Craig Yule had £30,000 put into his bank account by mistake.

A man has been spared jail over an “opportunistic” theft where he kept £30,000 mistakenly paid into his bank account – which he then used to buy a car.

Craig Yule, 25, discovered the funds had been paid into his account in December 2013.

However, he kept the money, splashing out £21,000 in cash to buy a six-year-old Ford Focus RS car.

He had previously admitted stealing £30,000 that had been incorrectly credited to his account and misappropriating the funds for his own use knowing he had no right to them.

The offence took place on December 5, 2013. An incorrect sort code was entered and the cash ended up in Yule’s account rather than the intended recipient.

Yule was caught after the man who originally made the bank transfer made inquiries as to why the money had never reached its destination – it was then the error was discovered.

The case had been deferred on previous occasions in order for Yule to hand over the key to the car so that the victim could try to sell it to claw some of the missing cash back.

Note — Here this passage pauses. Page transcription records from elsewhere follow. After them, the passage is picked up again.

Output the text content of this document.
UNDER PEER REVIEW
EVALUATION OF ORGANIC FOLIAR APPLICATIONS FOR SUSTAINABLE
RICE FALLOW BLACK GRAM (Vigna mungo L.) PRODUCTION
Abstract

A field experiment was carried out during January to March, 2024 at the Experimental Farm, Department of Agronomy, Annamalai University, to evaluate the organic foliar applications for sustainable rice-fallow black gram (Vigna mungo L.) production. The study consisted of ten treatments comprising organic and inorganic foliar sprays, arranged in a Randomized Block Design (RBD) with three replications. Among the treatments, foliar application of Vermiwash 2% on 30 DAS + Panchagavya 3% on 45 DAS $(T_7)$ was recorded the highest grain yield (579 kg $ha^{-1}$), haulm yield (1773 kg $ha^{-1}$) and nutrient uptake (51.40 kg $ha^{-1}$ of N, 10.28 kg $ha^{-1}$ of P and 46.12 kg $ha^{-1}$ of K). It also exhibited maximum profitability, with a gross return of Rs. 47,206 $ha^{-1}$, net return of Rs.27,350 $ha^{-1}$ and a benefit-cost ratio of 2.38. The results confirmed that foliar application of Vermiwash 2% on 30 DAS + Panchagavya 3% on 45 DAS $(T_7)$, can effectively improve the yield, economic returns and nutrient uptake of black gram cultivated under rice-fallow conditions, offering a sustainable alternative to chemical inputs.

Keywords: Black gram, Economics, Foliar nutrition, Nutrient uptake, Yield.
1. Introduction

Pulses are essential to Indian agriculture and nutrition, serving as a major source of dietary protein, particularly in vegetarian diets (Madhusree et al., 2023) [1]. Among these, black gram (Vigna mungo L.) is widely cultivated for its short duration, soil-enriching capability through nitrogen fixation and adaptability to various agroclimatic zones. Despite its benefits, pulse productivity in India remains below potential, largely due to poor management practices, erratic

Self-employed agricultural contractor Yule had originally claimed he had sold the car and didn’t know who to. However, it was later discovered this was not the case – and the vehicle was found on a remote road at a fencing firm in Inverurie.

Defence for Yule Ian Hingston said the key to the car was now in the hands of the victim of the offence.

Mr Hingston also said the man “surprisingly did not hold any malice” towards Yule over what had happened.

Sheriff Graeme Napier said there had been a “significant amount of immaturity” in Yule’s behaviour.

On sentencing he told him: “Your behaviour throughout these proceedings has been little short of disgraceful.”

He went on to say the theft had been “opportunistic” rather than “concerted.”

But he added: “Why anyone would think that someone would just put £30,000 in their bank account, I just do not understand.”

Sheriff Napier told Yule, of Crombie Acres, Westhill, he would have to carry out 220 hours of unpaid work within nine months. He will also have to wear an electronic tag for three months and be confined to his home address at certain times.